Topically, Enemy channels some of the same irrational, Freudian fears of gender dominance, submission and control, as well as the mother-infused madonna/whore complex that Nicolas Winding Refn chronicled in Only God Forgives.

Yet Denis Villeneuve’s deft navigation between both the surface-level literal storyline as well as the subversively allegorical one going on simultaneously in our character’s eye is vastly superior in his admirably unpretentious existential art film masquerading as a straightforward thriller.

Easily dissected by those willing to put everything together from the repetitive symbolism and lines of dialogue together along with his painstakingly well-composed mise en scenes that are filled with posters and visual cues to help you along the way, Enemy is that rare film that treats its viewers with sophistication.

Laying out its plan from the start as a bit of chaos in need of deciphering, Villeneuve and his screenwriter Javier Gullón respect their intellect enough to meet the film halfway, understanding the scientific and evolutionary significance of a key motif used throughout the film that likewise has some mythological roots, which you can apply to make your own.

Cinematically intertextual, Villeneuve’s influences are apparent throughout the piece, most notably via Enemy’s obvious nod to Vertigo in the set-up of a college professor who one day spots his identical double onscreen in a film he rented from a video store (that had a carefully placed poster of not only Vertigo but also Attack of the 50 Foot Woman).

Yet just like there are two layers to the movie, there are layers of influences as much more subtly, Enemy meanders down the same psychic, stylistic and thematic pathways of David Cronenberg’s Spider, David Fincher’s The Game, David Lynch’s Twin Peaks and Mulholland Drive and Stanley Kubrick’s Eyes Wide Shut.

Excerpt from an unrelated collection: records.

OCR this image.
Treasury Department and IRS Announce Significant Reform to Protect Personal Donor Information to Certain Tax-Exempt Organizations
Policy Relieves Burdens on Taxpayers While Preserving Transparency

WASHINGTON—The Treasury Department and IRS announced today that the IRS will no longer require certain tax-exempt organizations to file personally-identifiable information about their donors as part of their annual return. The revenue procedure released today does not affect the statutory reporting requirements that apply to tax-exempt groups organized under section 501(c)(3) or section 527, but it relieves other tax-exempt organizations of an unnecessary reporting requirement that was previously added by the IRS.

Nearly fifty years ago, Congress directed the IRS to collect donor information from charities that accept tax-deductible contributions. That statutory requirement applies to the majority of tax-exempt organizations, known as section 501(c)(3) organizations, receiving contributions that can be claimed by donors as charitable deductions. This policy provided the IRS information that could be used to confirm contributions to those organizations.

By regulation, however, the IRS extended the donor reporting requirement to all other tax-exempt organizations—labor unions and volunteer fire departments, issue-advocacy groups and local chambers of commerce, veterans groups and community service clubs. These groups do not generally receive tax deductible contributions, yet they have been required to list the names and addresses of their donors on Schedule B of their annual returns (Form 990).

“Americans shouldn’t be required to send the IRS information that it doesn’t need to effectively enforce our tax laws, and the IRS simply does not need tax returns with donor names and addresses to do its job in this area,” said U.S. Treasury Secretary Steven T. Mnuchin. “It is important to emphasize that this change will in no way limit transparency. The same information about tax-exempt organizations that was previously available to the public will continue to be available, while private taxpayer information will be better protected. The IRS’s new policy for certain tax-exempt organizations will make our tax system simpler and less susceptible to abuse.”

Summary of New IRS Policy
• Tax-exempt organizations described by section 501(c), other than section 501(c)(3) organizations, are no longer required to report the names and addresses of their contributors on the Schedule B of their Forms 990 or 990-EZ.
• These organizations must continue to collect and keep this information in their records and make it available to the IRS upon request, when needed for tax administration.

Released after another acclaimed venture also starring the criminally underrated lead Jake Gyllenhaal, Enemy is the filmic yang to the yin the director had previously released via the Hollywood revenge-fueled kidnap mystery Prisoners.

While that film was far more classically structured and clearly defined, Enemy is like the palette cleansing, admittedly somewhat autobiographical (and likewise slightly self-indulgent) art project you make with your friends outside the confines of the studio system.

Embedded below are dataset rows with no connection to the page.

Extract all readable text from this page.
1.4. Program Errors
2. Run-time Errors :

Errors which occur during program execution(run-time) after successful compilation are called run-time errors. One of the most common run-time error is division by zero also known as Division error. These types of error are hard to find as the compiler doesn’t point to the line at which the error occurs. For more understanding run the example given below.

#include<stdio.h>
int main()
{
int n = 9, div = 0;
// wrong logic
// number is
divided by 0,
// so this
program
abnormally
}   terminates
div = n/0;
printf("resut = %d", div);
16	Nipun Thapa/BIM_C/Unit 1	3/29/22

Like Winding Refn’s God follow-up to Drive, Joss Whedon’s Much Ado About Nothing post-Avengers, or Steven Soderbergh’s Schizopolis, Full Frontal, or any number of works that he’s done for the hell of it, Enemy let the filmmaker clean out the creative cobwebs, exploring his own worst fears, enemies and dreamscapes among the safety net of likeminded friends.

From the name of the DVD that Gyllenhaal’s professor is advised to check out to the number of months a character is pregnant (that’s repeated in another revealing moment to describe how long another character has been gone) and the recurring motifs that echo throughout, some filmgoers might be tempted to throw their hands up in frustration due to (perceived) mental exhaustion.

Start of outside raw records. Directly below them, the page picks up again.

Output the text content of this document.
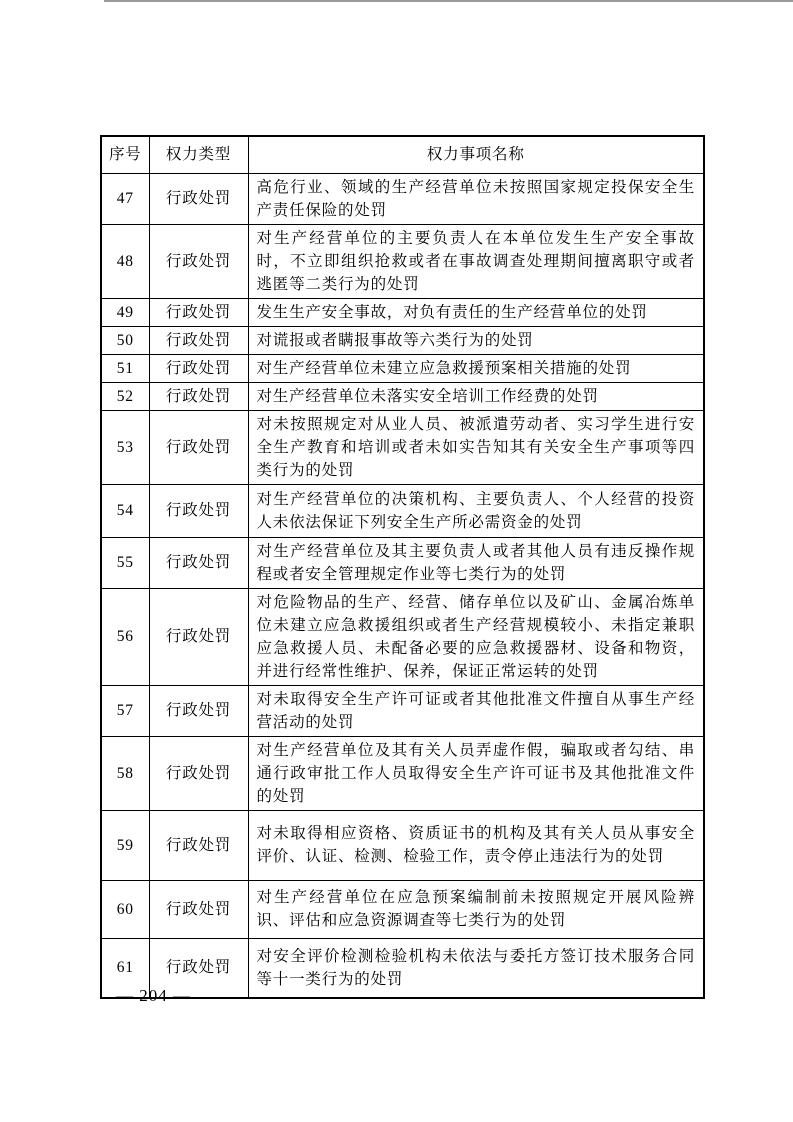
序号	权力类型	权力事项名称
47	行政处罚	高危行业、领域的生产经营单位未按照国家规定投保安全生产责任保险的处罚
48	行政处罚	对生产经营单位的主要负责人在本单位发生生产安全事故时，不立即组织抢救或者在事故调查处理期间擅离职守或者逃匿等二类行为的处罚
49	行政处罚	发生生产安全事故，对负有责任的生产经营单位的处罚
50	行政处罚	对谎报或者瞒报事故等六类行为的处罚
51	行政处罚	对生产经营单位未建立应急救援预案相关措施的处罚
52	行政处罚	对生产经营单位未落实安全培训工作经费的处罚
53	行政处罚	对未按照规定对从业人员、被派遣劳动者、实习学生进行安全生产教育和培训或者未如实告知其有关安全生产事项等四类行为的处罚
54	行政处罚	对生产经营单位的决策机构、主要负责人、个人经营的投资人未依法保证下列安全生产所必需资金的处罚
55	行政处罚	对生产经营单位及其主要负责人或者其他人员有违反操作规程或者安全管理规定作业等七类行为的处罚
56	行政处罚	对危险物品的生产、经营、储存单位以及矿山、金属冶炼单位未建立应急救援组织或者生产经营规模较小、未指定兼职应急救援人员、未配备必要的应急救援器材、设备和物资，并进行经常性维护、保养，保证正常运转的处罚
57	行政处罚	对未取得安全生产许可证或者其他批准文件擅自从事生产经营活动的处罚
58	行政处罚	对生产经营单位及其有关人员弄虚作假，骗取或者勾结、串通行政审批工作人员取得安全生产许可证书及其他批准文件的处罚
59	行政处罚	对未取得相应资格、资质证书的机构及其有关人员从事安全评价、认证、检测、检验工作，责令停止违法行为的处罚
60	行政处罚	对生产经营单位在应急预案编制前未按照规定开展风险辨识、评估和应急资源调查等七类行为的处罚
61	行政处罚	对安全评价检测检验机构未依法与委托方签订技术服务合同等十一类行为的处罚
— 204 —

Yet whereas some prefer the Prisoners paradigm where everything is spelled out in a different but equally impressive opus, others are sure to be seduced by the mystery that plays out on a number of levels throughout Enemy and admire its decision to trust its audience to figure it out for themselves (which is the perceived "enemy" of traditional storytelling).

Honestly, of course there are many interpretations to Enemy and indeed the fun of this kind of film is finding your own way as what you make of it reveals more about you than watching a majority of straightforward narrative features any day of the week.

Nonetheless, viewers needing a definitive answer will be pleased to know that the director has revealed in more than a few interviews what the overall key to the movie is, which I alluded to in my opening paragraph and therefore felt was obvious enough to qualify as spoiler-free.

While I question the chronology of the events depicted, wondering if – for a film that focuses so much energy on repetition – our character may have experienced some of these "incidents" before, Enemy remains a highly recommended, highly effective reel work that begs to be dissected thoroughly with friends, enemies, actors, professors, and doppelgangers in your subconscious mind and real life alike.